Benchmarking on the loopback does not show a performance improvement with the threaded option, however the loopback does not behave the same as the LAN/WAN. In the situation where a bursts of messages are arriving and being allowed to pile up on the task and ack queues and message processing is blocking e.g. Playing avi files on mac. Remote database operations, I would expect this state of affairs to outperform the simple model which holds up network operations from the server and holds up message processing on the network writes. If I simulate a network delay in sending acks with a small sleep on each ack write, then running the app in threaded mode processes the messages considerably faster.

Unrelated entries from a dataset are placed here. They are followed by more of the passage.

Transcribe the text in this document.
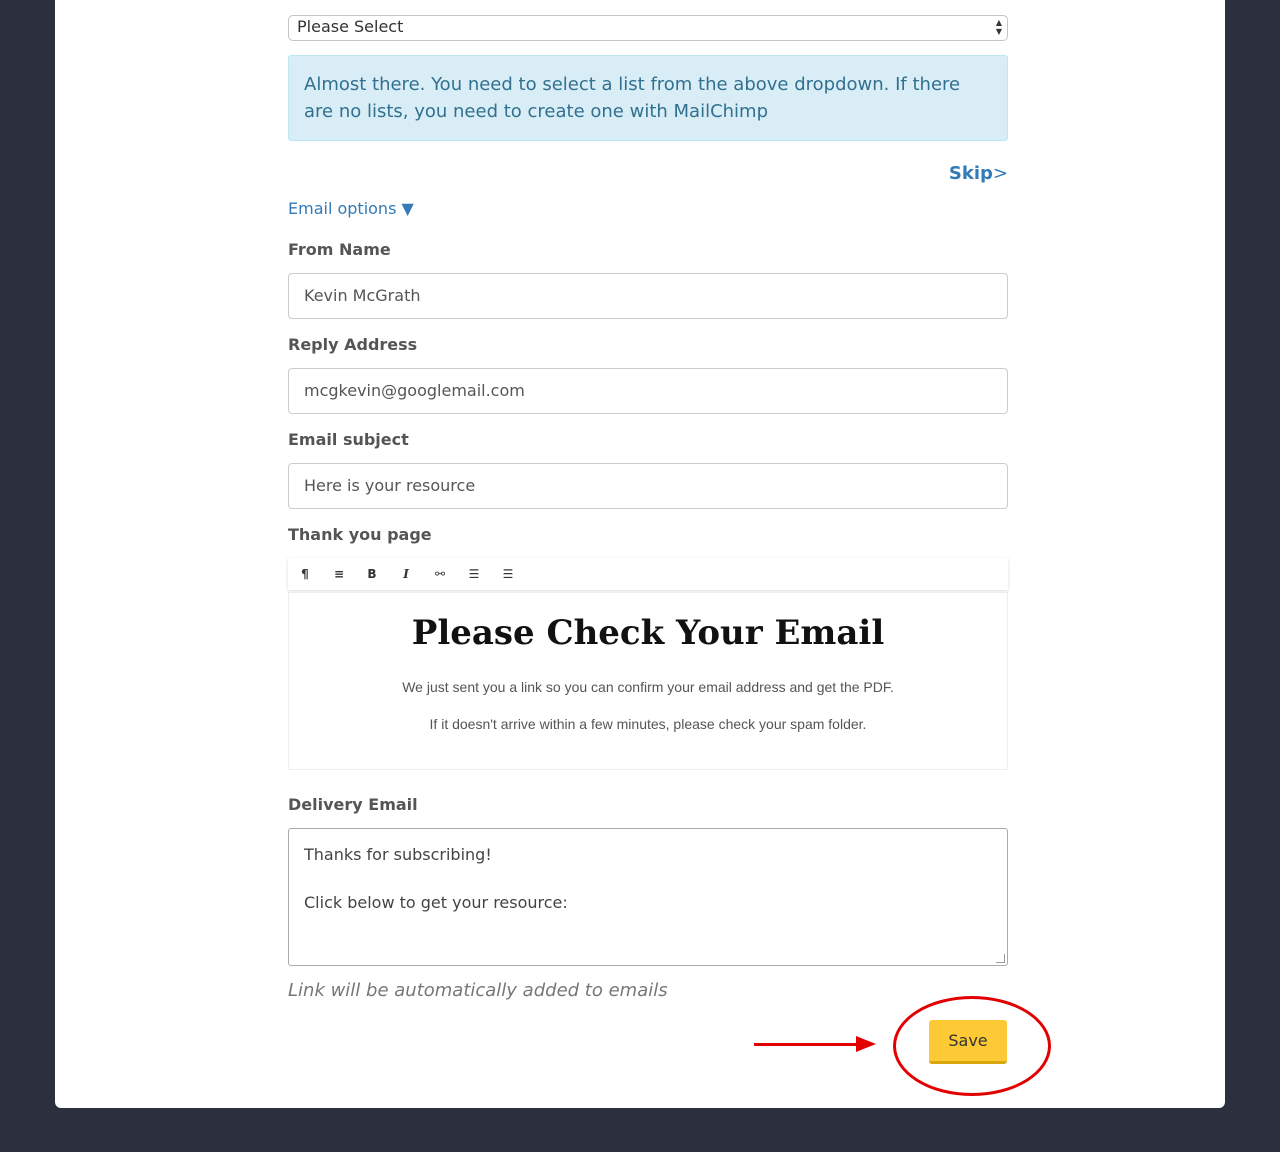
Please Select	▲
▼
Almost there. You need to select a list from the above dropdown. If there are no lists, you need to create one with MailChimp
Skip>
Email options ▼
From Name
Kevin McGrath
Reply Address
mcgkevin@googlemail.com
Email subject
Here is your resource
Thank you page
¶	≡	B	I	⚯	☰	☰
Please Check Your Email

We just sent you a link so you can confirm your email address and get the PDF.

If it doesn't arrive within a few minutes, please check your spam folder.

Delivery Email
Thanks for subscribing!
Click below to get your resource:
Link will be automatically added to emails
Save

This is due to the concurrent processing of messages and ack sending. Using a benchmark of 1000 messages and a delay of 1 millisecond per ack the threaded model runs 10 times faster!

The impl or hidden implementation. Implementation include files are confined to the impl and hidden from the wrapper class by use of a forward declaration for the impl. This reduces application dependencies, speeds application compilation and it is easy to make the wrapper object movable. See MyAMQPClientImpl in the MyAMQP directory and note that all the non 'impl' classes and include files are hidden from the application in this impl. Also see MySignalHandler in the MyUtilities directory for how an impl can be used to make platform specific variants. Another style of impl I have used is the POD (plain old data) which is just a hidden struct and all control flow logic is held in the owning class.